Let’s write secure Drupal code!

Speaker

Balazs

Janos Tatar

Company:

Petend

I'm Balazs, a Hungarian Drupalist, living in Brussels, Belgium - working as an IT Security Analyst and Drupal Security Correspondent at the European Commission and also leading the technology division of Petend as its Chief Technology Officer.

Since 2015 I give sessions on drupal related events (DrupalCamps, Drupal Europe, uncountable meetups and SecOSday), started with quality assurance topics and turned to security fields in 2017, giving the Let's write secure Drupal code! session many times to raise security awareness for Drupal folks. My drupal community involvement covers a broad spectrum: being an active mentor at the Drupal Core Mentoring, also maintaining the new Mentoring community group on drupal.org and being a Provisional Member of the Drupal Security Team.

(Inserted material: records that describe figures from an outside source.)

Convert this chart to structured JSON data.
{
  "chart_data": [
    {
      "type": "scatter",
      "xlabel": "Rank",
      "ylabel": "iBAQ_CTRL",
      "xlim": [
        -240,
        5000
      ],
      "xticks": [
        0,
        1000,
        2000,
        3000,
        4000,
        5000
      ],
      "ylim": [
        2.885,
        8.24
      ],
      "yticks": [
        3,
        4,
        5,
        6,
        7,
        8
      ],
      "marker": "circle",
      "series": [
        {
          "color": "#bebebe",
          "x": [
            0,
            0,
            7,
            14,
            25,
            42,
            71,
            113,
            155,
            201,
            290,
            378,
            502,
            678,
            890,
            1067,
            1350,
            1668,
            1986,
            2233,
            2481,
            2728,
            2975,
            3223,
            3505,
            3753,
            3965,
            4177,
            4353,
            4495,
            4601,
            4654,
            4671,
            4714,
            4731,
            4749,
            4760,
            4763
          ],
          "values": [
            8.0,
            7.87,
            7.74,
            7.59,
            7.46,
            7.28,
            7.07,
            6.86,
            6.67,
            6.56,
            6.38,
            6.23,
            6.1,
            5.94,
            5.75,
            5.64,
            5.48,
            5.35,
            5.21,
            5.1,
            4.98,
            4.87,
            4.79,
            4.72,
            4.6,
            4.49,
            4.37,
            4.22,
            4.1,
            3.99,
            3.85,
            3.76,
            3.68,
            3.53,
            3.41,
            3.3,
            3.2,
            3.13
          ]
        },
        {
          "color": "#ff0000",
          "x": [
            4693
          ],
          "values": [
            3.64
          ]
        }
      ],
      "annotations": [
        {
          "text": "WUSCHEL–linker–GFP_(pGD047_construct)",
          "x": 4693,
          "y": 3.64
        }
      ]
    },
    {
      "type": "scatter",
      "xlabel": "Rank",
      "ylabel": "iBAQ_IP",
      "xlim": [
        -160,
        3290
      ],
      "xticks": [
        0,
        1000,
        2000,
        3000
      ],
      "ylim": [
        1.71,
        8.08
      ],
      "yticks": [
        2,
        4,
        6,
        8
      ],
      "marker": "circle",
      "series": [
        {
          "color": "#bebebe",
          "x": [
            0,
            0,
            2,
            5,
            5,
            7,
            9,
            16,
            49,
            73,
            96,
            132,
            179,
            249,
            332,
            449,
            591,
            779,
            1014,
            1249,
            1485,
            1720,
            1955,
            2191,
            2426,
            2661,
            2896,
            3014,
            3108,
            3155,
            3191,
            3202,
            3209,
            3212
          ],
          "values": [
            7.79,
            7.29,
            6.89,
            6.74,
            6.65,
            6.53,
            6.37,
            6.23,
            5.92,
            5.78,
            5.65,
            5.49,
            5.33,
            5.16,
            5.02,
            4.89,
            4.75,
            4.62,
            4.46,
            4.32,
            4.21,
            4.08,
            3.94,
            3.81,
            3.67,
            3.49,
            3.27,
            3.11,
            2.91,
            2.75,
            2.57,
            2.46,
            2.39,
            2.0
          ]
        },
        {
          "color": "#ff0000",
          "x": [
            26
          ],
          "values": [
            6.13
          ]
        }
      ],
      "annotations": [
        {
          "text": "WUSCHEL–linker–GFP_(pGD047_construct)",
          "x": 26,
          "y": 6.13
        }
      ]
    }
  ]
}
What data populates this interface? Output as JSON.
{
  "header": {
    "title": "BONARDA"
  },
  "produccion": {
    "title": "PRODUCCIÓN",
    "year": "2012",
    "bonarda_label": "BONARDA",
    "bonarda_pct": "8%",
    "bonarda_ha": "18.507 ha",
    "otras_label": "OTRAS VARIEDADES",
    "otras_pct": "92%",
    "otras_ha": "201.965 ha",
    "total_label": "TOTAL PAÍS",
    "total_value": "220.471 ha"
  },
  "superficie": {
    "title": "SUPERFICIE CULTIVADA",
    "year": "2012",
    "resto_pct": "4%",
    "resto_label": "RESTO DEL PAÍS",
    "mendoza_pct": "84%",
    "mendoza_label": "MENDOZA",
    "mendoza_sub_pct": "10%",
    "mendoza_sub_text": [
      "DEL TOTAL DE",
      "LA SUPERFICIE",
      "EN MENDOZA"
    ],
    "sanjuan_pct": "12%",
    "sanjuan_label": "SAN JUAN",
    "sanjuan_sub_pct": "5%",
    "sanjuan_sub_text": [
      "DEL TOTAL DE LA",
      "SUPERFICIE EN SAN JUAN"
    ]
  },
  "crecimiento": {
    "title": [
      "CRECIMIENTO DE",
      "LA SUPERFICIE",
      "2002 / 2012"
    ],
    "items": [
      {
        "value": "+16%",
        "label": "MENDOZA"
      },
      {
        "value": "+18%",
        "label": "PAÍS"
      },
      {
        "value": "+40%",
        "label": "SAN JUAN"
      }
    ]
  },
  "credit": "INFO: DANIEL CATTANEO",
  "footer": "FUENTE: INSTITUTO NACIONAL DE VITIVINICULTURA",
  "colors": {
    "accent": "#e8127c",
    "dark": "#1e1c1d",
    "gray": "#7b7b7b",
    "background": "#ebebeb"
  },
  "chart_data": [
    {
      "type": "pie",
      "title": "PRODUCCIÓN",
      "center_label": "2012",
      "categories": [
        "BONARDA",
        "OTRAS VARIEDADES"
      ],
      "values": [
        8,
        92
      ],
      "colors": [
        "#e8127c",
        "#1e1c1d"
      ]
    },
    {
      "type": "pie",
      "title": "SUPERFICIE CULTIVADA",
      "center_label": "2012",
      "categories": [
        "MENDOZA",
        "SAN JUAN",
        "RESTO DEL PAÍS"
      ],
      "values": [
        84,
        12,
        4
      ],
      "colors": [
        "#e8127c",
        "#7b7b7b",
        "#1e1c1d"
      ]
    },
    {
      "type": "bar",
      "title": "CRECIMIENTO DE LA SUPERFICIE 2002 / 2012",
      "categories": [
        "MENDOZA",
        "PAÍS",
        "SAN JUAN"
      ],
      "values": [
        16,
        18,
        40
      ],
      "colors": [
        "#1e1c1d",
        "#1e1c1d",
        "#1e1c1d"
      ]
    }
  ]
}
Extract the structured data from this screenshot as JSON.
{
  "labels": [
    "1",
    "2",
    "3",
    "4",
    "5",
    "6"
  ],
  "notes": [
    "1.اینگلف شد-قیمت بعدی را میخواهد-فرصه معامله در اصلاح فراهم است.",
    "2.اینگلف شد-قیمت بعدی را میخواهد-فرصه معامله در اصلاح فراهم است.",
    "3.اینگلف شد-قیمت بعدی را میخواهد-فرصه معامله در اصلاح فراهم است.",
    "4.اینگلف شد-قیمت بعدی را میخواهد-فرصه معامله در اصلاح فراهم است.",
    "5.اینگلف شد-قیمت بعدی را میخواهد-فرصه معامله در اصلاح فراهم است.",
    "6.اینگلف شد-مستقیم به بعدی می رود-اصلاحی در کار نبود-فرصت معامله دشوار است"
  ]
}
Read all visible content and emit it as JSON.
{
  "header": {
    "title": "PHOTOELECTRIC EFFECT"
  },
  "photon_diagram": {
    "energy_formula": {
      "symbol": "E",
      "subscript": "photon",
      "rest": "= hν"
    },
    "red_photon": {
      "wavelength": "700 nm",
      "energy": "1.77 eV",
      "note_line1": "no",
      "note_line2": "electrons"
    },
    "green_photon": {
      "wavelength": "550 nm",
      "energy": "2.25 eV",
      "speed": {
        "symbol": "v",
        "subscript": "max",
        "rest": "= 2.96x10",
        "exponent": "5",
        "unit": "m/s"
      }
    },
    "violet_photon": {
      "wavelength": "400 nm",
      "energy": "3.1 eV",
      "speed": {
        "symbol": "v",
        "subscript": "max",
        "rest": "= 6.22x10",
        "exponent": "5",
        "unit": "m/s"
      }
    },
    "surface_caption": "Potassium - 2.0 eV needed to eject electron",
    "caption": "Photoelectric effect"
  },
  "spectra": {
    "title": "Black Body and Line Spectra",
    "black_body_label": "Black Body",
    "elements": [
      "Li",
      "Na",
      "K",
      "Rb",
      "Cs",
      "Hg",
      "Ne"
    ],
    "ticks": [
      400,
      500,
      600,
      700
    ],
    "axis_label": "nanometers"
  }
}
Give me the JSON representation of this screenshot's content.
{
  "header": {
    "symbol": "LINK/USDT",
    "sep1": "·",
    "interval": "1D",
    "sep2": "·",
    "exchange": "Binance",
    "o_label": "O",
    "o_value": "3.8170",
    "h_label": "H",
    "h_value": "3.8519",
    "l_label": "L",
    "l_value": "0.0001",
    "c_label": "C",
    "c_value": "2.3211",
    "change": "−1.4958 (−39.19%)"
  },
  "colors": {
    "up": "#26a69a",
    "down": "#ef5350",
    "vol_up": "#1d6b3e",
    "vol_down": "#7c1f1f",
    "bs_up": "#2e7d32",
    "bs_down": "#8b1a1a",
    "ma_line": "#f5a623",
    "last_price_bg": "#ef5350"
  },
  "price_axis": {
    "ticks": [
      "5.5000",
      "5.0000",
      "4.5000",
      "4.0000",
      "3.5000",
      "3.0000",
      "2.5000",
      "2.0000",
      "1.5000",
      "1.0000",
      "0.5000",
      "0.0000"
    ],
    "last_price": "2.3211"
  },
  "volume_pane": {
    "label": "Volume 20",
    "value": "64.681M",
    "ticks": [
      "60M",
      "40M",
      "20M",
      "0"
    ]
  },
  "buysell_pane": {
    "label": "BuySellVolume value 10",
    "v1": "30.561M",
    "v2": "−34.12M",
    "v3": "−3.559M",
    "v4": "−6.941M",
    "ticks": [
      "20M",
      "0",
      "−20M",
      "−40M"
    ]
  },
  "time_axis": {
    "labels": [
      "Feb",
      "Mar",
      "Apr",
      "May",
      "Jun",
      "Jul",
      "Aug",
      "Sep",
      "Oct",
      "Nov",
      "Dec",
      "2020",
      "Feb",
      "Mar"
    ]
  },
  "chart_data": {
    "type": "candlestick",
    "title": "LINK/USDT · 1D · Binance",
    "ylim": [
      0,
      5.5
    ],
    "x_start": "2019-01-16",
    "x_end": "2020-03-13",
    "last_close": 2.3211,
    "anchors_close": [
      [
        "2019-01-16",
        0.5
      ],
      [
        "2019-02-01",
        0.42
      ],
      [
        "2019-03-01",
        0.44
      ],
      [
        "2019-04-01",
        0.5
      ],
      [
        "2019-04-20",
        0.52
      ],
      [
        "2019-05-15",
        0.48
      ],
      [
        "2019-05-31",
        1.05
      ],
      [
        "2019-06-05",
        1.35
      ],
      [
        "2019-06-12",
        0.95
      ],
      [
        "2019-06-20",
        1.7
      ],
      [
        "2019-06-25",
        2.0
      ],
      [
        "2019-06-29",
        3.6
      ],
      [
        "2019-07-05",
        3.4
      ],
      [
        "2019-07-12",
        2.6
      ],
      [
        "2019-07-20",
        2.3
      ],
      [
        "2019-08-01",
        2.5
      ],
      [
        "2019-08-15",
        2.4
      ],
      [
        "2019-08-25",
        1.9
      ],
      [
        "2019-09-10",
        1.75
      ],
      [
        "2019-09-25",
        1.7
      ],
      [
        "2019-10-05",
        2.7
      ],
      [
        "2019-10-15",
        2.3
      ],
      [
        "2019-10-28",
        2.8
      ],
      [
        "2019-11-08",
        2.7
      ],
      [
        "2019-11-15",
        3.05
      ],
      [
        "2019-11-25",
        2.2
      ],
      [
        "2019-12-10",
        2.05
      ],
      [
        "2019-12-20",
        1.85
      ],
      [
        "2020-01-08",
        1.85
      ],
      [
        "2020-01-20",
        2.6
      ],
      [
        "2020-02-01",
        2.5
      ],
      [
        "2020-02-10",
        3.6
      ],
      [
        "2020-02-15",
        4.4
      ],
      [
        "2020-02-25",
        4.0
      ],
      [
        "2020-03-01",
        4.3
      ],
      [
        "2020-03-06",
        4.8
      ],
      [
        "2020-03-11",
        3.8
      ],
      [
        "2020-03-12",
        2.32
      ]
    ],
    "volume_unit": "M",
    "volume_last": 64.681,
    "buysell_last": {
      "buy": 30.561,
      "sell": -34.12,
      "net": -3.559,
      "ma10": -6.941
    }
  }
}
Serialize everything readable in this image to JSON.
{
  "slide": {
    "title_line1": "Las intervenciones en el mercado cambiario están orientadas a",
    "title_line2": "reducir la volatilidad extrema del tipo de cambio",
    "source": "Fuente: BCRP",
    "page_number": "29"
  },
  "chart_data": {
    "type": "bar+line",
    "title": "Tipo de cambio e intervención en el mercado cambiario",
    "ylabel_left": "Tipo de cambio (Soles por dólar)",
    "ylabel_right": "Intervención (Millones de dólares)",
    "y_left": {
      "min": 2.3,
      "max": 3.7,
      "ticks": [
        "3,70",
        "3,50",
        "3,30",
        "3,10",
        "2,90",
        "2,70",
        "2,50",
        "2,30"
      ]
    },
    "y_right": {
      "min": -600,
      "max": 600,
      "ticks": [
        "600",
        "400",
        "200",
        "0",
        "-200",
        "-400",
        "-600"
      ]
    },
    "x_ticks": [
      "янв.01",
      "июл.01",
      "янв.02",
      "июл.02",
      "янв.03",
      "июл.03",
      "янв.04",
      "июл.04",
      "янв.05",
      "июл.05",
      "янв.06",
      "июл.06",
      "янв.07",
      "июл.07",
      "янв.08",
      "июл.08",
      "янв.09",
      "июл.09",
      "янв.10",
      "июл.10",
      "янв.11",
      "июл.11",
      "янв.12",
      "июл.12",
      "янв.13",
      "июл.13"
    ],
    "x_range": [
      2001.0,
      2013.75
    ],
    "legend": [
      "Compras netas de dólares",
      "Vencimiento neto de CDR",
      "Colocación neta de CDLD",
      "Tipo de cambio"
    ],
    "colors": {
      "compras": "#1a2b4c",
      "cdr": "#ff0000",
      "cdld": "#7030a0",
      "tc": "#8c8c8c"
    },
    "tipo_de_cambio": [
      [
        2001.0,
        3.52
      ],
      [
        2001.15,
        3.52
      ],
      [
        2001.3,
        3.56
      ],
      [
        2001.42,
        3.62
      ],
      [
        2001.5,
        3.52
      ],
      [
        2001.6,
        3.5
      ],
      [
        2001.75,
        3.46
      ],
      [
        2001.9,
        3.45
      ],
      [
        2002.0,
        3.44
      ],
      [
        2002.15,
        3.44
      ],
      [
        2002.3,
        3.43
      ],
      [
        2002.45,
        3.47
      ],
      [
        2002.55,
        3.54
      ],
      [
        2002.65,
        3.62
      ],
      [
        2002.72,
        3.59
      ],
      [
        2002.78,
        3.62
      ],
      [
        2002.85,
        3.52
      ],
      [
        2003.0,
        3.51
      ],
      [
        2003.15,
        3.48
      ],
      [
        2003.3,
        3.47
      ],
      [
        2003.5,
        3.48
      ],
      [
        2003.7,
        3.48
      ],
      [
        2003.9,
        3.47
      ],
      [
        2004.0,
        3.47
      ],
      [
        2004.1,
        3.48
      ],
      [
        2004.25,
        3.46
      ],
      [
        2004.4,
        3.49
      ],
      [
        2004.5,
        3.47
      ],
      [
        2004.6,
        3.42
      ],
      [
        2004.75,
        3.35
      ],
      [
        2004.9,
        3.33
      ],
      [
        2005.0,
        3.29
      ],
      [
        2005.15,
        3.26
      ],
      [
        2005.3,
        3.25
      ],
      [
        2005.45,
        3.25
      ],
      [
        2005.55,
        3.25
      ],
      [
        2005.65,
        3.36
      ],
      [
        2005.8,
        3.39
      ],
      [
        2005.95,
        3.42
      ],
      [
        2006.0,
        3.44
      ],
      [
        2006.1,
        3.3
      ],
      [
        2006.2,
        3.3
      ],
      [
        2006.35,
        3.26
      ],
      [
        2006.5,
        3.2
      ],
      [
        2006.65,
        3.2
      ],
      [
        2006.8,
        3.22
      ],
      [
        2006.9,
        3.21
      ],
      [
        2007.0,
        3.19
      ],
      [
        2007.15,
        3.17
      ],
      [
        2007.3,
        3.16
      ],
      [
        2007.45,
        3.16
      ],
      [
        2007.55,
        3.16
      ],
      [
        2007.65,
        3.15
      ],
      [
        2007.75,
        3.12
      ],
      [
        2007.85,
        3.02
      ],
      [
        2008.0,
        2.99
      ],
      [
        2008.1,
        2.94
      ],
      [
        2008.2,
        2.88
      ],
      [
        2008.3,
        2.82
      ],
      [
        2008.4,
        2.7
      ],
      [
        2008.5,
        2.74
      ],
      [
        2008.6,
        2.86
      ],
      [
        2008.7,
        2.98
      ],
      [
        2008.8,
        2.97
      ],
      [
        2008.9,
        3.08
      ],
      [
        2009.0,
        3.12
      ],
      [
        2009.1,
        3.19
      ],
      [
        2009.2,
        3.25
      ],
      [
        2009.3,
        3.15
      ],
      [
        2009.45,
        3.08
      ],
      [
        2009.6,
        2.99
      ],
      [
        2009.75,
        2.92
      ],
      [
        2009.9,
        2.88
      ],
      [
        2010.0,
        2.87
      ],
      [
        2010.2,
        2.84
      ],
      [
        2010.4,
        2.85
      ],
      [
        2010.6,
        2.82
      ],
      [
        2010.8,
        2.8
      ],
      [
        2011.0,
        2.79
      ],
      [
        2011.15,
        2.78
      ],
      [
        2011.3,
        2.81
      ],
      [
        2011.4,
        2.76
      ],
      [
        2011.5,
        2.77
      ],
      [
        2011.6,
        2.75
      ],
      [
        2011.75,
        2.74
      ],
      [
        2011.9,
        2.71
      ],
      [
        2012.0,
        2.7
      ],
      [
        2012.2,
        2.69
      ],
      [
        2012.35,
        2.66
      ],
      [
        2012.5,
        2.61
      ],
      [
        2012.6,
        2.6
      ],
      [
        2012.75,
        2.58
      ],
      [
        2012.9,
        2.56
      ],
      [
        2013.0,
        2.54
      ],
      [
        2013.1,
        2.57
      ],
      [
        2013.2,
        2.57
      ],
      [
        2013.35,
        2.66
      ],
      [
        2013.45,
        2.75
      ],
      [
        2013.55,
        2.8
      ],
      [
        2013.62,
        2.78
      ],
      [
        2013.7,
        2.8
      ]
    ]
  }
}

You can meet me in Brussels when there is no running DrupalCamp, otherwise I'm pretty much present at most of the European ones - say Hi to me and start a pleasant discussion about Open Source Softwares, Drupal, Security or whatever pops up :)

https://www.drupal.org/u/tatarbj

https://twitter.com/tatarbj

Presentation Description

Level

Basic

Language

In this session, I'll show the most common vulnerabilities that our Drupal code can have and how we should be prepared to avoid such an insecure code to be released.
The presentation covers trends in vulnerabilities, starting in general aspects then showing Drupal specific ones.
I'll also speak about what we should do if we find any vulnerabilities in contributed solutions.

All backgrounds are welcome from Drupal site builders to contributed projects' maintainers! Every one of you will be able to learn and improve your security awareness as being an active participant in the session. Be ready for some showcases where we'll check Drupal 7 and 8 codes that are vulnerable and will fix them in live!